Всю жизнь я ждала это время, и верила, что справлюсь… И где она теперь, былая вера?.. Когда очень долго и упорно идешь к заветной цели, забываешь, с чего всё началось. Целью становится дорога — и каждый новый шаг, и каждый следующий день, в котором надо выжить. А зачем — и за что — борешься… забывается. Теряется в вихре прожитых лет. Растворяется каплей терпкого яда в тонне воды. И однажды напоминает, едко и горько, что ты ни к чему не готов, несмотря на годы учебы, тренировок, поисков и размышлений.
Бес заворочался. Я неспешно доела беляш, допила чай, подмела за «скорпиошкой», выбросив в ведро два совка песка, и помыла посуду. И, остановившись в коридоре, придирчиво изучила собственное отражение в зеркале. Узкое, невыразительно-бледное лицо, холодные черные глаза, рыже-русые волосы — в гладкой прическе с ровным пробором и строгим пучком.
«Ох, и ледяная ж ты, Маруся, — с осуждением заметил при первой встрече у дверей морга незабвенный Анатоль Михайлович. — Хуже моих пациентов. Не по-женски и не по-людски это». И очень эпично напомнил, что я не только темная ведьма на конспиративном задании, но и женщина, и человек.

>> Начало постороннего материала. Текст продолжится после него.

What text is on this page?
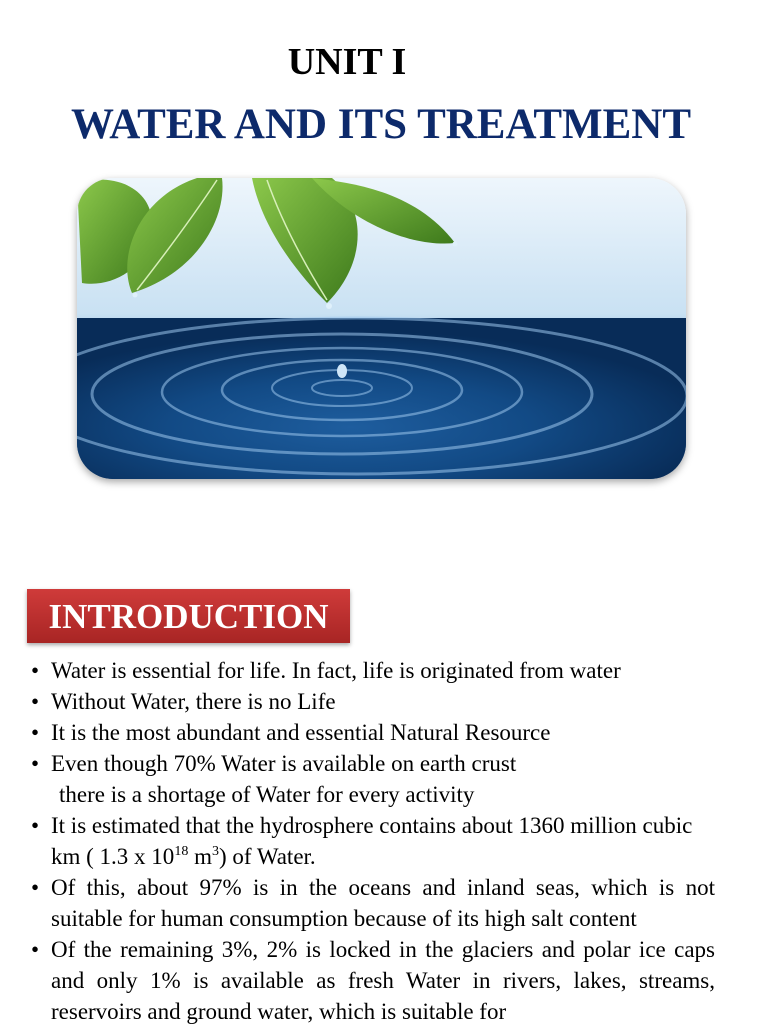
UNIT I
WATER AND ITS TREATMENT
INTRODUCTION
• Water is essential for life. In fact, life is originated from water
• Without Water, there is no Life
• It is the most abundant and essential Natural Resource
• Even though 70% Water is available on earth crust
there is a shortage of Water for every activity
• It is estimated that the hydrosphere contains about 1360 million cubic km ( 1.3 x $10^{18}$ $m^3$) of Water.
• Of this, about 97% is in the oceans and inland seas, which is not suitable for human consumption because of its high salt content
• Of the remaining 3%, 2% is locked in the glaciers and polar ice caps and only 1% is available as fresh Water in rivers, lakes, streams, reservoirs and ground water, which is suitable for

Эпично — и так не вовремя… Пожалуй, курить он тоже завтра же бросит. На здоровье.
«Кот» сидел у решетки и злобно стегал по полу тремя хвостами. Судя по квадратным отпечаткам на седой безусой морде, он пытался взять преграду нахрапом, но не сложилось.
Я пододвинула стул к «темнице» и села. «Гость» утробно зарычал.
— Брось притворяться и говори, — попросила я спокойно на бесовском. — Кто тебя вызвал? Таким, как ты, нужна кроличья нора и прямой, широкий путь сюда. И призывающий — тот, кто окликнет и откроет дверь.
— С-сила… — прошипел он, сверкнув желтыми «зеркалами» глаз.
Уже прозрел, надо же. Поразительная регенерация даже здесь, в ловушке, забирающей большую часть силы.
— Лжешь, — я улыбнулась. — Только вы из всей нечисти и умеете лгать, но я слышу. Здесь ваши сердца, даже во временном теле, подчиняются не вам, а законами мира. И ускоряют ритм при лжи. И в страхе. Родной пульс — двадцать, а сейчас — все шестьдесят. Значит, врешь и боишься. Говори, кто вызвал. Бесы в мире мертвых обитают слишком глубоко, чтобы прийти самостоятельно. Даже сюда. Кто?
«Кот» ощерился, оскалил желтые клыки.
— Ладно, — я отодвинулась к стене и запустила руку в открытый сундук. — Не хочешь по-хорошему, будет по-моему.
— Обойдешься, — он осклабился.
— Правда? — я достала плотно закупоренную склянку, внутри которой бушевал крошечный золотой вихрь.
Бес смерил меня ненавидящим взглядом и уставился на склянку. Его пульс подскочил до восьмидесяти.